The meaning of Cooper's Law is that in a well written story, any gadget or implement that becomes an essential part of the narrative, belongs in the story because it serves the particular purpose of excusing unnatural or exagerated behavior by the characters, which the reader would otherwise not accept.
Possibly the first and clearest application in science fiction would be the drug used by Dr. Jeckle in Robert Lewis Stevenson's story The Strange Case of Dr. Jekyll and Mr. Hyde. Dr. Jekyll's drug serves the function of a Cooper Law "machine" in that the drug excuses the otherwise unbelievable behavior by the character who has imbibed it.
The practical use of Cooper's Law is in editing stories: If a writer has even mentioned an object that does not fulfill Cooper's Law, then the story could probably be improved by removing it.In a treasure story, the object that amplifies normal behavior is the treasure being sought by the characters.
Cooper's Law is closely related to Langford's application of Clarke's Third Law to science fiction: "Any sufficiently advanced technology is indistinguishable from a completely ad-hoc plot device."

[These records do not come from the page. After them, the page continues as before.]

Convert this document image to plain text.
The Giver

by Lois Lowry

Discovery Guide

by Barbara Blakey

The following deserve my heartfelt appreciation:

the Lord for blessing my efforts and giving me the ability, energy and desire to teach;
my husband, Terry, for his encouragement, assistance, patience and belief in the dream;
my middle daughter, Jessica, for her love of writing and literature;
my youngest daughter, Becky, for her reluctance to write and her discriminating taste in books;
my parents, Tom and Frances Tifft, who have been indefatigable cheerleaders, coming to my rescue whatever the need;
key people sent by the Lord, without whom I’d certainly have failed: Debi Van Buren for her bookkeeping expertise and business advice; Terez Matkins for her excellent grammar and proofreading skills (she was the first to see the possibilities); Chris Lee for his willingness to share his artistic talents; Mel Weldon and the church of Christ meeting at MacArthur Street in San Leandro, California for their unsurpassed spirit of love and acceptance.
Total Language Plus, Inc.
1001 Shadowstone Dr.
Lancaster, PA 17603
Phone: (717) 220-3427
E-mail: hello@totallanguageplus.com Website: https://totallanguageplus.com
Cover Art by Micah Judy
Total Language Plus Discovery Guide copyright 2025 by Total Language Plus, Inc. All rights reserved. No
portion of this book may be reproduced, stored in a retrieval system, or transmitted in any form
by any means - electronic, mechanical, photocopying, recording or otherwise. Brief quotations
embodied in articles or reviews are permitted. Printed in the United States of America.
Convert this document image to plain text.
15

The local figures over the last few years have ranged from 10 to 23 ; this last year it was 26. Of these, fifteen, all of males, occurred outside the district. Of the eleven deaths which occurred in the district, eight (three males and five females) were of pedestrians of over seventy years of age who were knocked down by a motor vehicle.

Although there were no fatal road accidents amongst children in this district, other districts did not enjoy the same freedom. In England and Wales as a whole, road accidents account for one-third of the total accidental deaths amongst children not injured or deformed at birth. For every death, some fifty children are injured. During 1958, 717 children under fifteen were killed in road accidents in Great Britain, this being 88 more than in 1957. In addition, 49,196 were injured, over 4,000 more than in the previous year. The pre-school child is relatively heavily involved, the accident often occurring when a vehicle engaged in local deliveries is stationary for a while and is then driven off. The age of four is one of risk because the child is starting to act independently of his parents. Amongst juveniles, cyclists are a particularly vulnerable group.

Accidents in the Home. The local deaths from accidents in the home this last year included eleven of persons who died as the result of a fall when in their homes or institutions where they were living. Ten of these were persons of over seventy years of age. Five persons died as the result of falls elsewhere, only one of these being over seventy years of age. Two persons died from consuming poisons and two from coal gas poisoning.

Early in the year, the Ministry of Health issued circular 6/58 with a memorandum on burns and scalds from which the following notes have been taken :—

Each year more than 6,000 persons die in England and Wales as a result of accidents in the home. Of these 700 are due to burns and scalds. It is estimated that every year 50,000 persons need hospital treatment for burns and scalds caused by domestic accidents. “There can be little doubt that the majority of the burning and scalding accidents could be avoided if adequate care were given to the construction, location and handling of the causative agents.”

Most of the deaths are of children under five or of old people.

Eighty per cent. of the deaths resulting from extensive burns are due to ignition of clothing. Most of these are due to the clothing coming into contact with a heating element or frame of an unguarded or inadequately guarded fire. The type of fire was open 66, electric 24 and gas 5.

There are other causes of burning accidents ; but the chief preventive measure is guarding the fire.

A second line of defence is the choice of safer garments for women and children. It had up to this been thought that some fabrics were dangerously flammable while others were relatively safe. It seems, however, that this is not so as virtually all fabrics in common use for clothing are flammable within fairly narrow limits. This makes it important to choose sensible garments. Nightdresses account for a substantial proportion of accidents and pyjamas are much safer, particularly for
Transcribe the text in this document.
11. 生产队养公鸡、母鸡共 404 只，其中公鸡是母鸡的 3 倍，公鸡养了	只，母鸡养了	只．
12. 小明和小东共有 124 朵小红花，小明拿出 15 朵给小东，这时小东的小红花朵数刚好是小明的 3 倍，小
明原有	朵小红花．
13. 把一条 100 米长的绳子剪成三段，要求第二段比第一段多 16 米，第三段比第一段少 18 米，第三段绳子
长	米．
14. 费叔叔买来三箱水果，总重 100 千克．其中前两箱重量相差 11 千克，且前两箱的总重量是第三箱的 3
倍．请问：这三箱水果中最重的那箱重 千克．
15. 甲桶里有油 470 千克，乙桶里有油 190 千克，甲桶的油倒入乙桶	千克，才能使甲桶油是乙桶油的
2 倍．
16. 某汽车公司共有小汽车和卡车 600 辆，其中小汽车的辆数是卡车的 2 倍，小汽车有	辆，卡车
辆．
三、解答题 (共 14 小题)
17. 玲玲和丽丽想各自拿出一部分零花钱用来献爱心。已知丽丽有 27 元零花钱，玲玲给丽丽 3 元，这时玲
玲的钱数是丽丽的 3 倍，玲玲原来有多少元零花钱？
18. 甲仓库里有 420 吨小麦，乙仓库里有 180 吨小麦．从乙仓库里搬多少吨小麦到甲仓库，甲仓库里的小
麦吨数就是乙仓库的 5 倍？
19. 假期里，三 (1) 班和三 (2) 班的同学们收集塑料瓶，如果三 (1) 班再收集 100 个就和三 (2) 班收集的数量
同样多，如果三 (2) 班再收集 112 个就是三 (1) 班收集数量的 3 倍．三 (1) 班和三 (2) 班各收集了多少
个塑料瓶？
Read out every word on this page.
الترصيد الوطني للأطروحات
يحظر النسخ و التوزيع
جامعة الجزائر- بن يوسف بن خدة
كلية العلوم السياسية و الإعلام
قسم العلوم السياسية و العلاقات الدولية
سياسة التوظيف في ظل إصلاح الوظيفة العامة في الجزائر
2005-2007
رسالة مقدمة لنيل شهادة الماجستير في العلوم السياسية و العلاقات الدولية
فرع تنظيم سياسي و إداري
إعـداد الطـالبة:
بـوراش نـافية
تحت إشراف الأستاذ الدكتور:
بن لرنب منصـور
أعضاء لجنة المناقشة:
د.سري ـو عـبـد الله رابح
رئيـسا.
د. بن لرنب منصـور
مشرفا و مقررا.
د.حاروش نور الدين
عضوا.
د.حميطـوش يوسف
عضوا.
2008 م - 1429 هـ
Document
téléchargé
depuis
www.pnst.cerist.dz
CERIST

Another closely related rule of fiction is the depricated Deus ex machina, where a machine, or a magical character (such as a god) is brought into the story at the last minute to quickly resolve a tangled plot.
The idea bears some superficial similarity to Kurt Vonnegut's idea of the wampeter. However a wampeter if used as a fictional device, would be a thing or a place that serves as a symbol or a talisman to represtent an arbitrary collection of charcters.